Aliments ultra-transformés : un danger mortel à réduire d’urgence
Une étude alarmante sur l’impact des aliments ultra-transformés
Une nouvelle recherche met en lumière les risques liés à la consommation d’aliments ultra-transformés. Des chercheurs du Center for Public Health Research de l’Université de Montréal affirment que des milliers de décès liés aux maladies cardiovasculaires pourraient être évités si les gens réduisaient leur consommation de ces produits.
Publié récemment dans l’American Journal of Preventive Medicine, l’étude estime que entre 23 % et 37 % des cas de maladies cardiaques et entre 23 % et 38 % des décès au Canada sont attribuables à ces aliments. Ces chiffres montrent leur poids dans la santé publique.
Les aliments ultra-transformés sont très présents dans nos rayons. Ils ont subi de nombreuses transformations industrielles, avec l’ajout d’additifs et d’ingrédients réservés à l’industrie, comme les huiles hydrogénées ou l’amidon modifié. Ces produits n’ont plus grand chose à voir avec leurs matières premières d’origine.
Ils regroupent une large gamme de produits : pains industriels, snacks emballés, boissons gazeuses, céréales sucrées, plats prêts à consommer ou à réchauffer. Leur consommation ne cesse d’augmenter, notamment chez les jeunes.
Un facteur évitable dans les maladies du cœur
En 2015, près de la moitié des calories consommées par la population canadienne provenaient d’aliments ultra-transformés, selon l’étude. En utilisant un modèle de risques, les chercheurs ont estimé qu’une réduction de 20 % à 50 % de cette part aurait permis d’éviter entre 3 100 et 8 300 décès cardiovasculaires en 2019.
Bien que l’étude porte sur le Canada, ses conclusions sont aussi valables pour la France, où ces produits occupent une place importante dans l’alimentation quotidienne.
Les auteurs soulignent que ces aliments représentent un facteur « important et potentiellement évitable » des maladies du cœur. Ils appellent à des actions en santé publique et en médecine pour encourager une réduction de leur consommation, comme un levier de prévention efficace.
Des changements simples pour une meilleure alimentation
Les aliments ultra-transformés regroupent une grande variété de produits : plats préparés, céréales très sucrées, barres protéinées, boissons sucrées, snacks, burgers de fast-food ou sauces industrielles.

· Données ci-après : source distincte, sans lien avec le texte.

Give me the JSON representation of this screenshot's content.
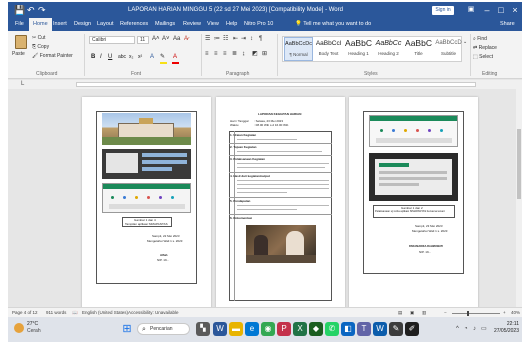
{
  "window": {
    "title": "LAPORAN HARIAN MINGGU 5 (22 sd 27 Mei 2023) [Compatibility Mode] - Word",
    "signin_label": "Sign in",
    "minimize": "–",
    "maximize": "□",
    "close": "×",
    "quick_access": {
      "save": "💾",
      "undo": "↶",
      "redo": "↷"
    }
  },
  "ribbon_tabs": [
    "File",
    "Home",
    "Insert",
    "Design",
    "Layout",
    "References",
    "Mailings",
    "Review",
    "View",
    "Help",
    "Nitro Pro 10"
  ],
  "active_tab": "Home",
  "tell_me": "Tell me what you want to do",
  "share_label": "Share",
  "clipboard": {
    "paste": "Paste",
    "cut": "Cut",
    "copy": "Copy",
    "format_painter": "Format Painter",
    "group": "Clipboard"
  },
  "font": {
    "name": "Calibri",
    "size": "11",
    "group": "Font",
    "bold": "B",
    "italic": "I",
    "underline": "U"
  },
  "paragraph": {
    "group": "Paragraph"
  },
  "styles": {
    "group": "Styles",
    "items": [
      {
        "preview": "AaBbCcDc",
        "name": "¶ Normal"
      },
      {
        "preview": "AaBbCcl",
        "name": "Body Text"
      },
      {
        "preview": "AaBbC",
        "name": "Heading 1"
      },
      {
        "preview": "AaBbCc",
        "name": "Heading 2"
      },
      {
        "preview": "AaBbC",
        "name": "Title"
      },
      {
        "preview": "AaBbCcD",
        "name": "Subtitle"
      }
    ]
  },
  "editing": {
    "find": "Find",
    "replace": "Replace",
    "select": "Select",
    "group": "Editing"
  },
  "ruler": {
    "marker": "L"
  },
  "pages": {
    "p1": {
      "caption_line1": "Gambar 1 dan 4",
      "caption_line2": "Tampilan aplikasi SIMAPANTAS",
      "date": "Sampit, 22 Mei 2023",
      "approval": "Mengetahui Wali 1 s. 2023",
      "name": "Alfah",
      "nip": "NIP. 19..."
    },
    "p2": {
      "title": "LAPORAN KEGIATAN HARIAN",
      "row1_label": "Hari / Tanggal",
      "row1_value": ": Selasa, 23 Mei 2023",
      "row2_label": "Waktu",
      "row2_value": ": 08.00 Wib s.d 16.00 Wib",
      "sec1": "1. Uraian Kegiatan",
      "sec2": "2. Tujuan Kegiatan",
      "sec3": "3. Pelaksanaan Kegiatan",
      "sec4": "4. Hasil dari kegiatan/output",
      "sec5": "5. Pendapatan",
      "sec6": "6. Dokumentasi"
    },
    "p3": {
      "caption_line1": "Gambar 1 dan 2",
      "caption_line2": "Pelaksanaan uji coba aplikasi SIMAPANTAS bersama tenant",
      "date": "Sampit, 23 Mei 2023",
      "approval": "Mengetahui Wali 1 s. 2023",
      "name": "PARAMADIKA RAHMAWATI",
      "nip": "NIP. 19..."
    }
  },
  "status_bar": {
    "page": "Page 4 of 12",
    "words": "911 words",
    "language": "English (United States)",
    "accessibility": "Accessibility: Unavailable",
    "zoom": "40%"
  },
  "taskbar": {
    "temperature": "27°C",
    "weather": "Cerah",
    "search_placeholder": "Pencarian",
    "time": "22:11",
    "date": "27/05/2023"
  },
  "colors": {
    "word_blue": "#2b579a",
    "ribbon_bg": "#f3f3f3",
    "canvas_bg": "#e6e6e6",
    "taskbar_bg": "#dfe3ea"
  }
}
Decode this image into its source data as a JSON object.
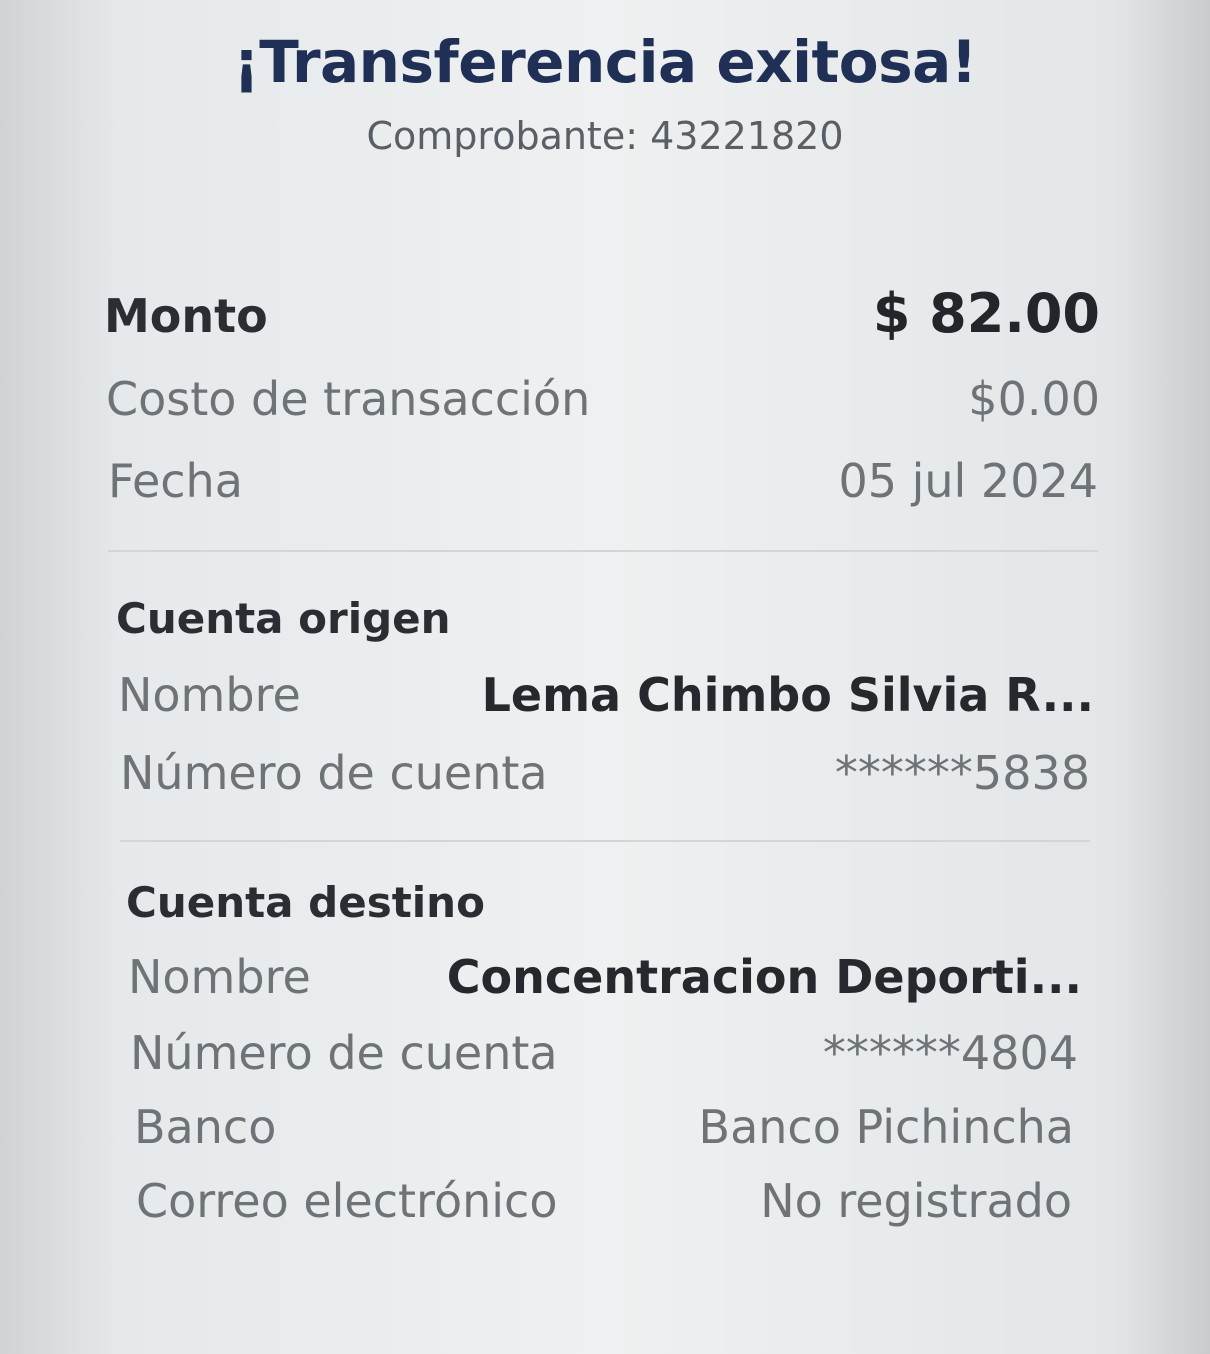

Dans certains pays comme le Royaume-Uni ou les États-Unis, ils représentent déjà plus de la moitié de l’apport énergétique moyen. Chez certains jeunes ou dans les quartiers défavorisés, cette part peut atteindre 80 %.
Il suffit parfois de remplacer un ou deux produits par des options moins transformées pour améliorer son alimentation. Par exemple, échanger un biscuit au chocolat contre une poignée de noix ou un yaourt nature avec du miel. Il ne s’agit pas de supprimer totalement ces plaisirs, mais de limiter leur consommation quotidienne.
Les maladies cardiovasculaires, qui incluent infarctus, insuffisance cardiaque ou AVC, restent une cause majeure de mortalité. De nombreuses études relient une alimentation riche en ultra-transformés à l’obésité, une tension artérielle élevée, ou encore un sang plus riche en graisses nocives pour le cœur.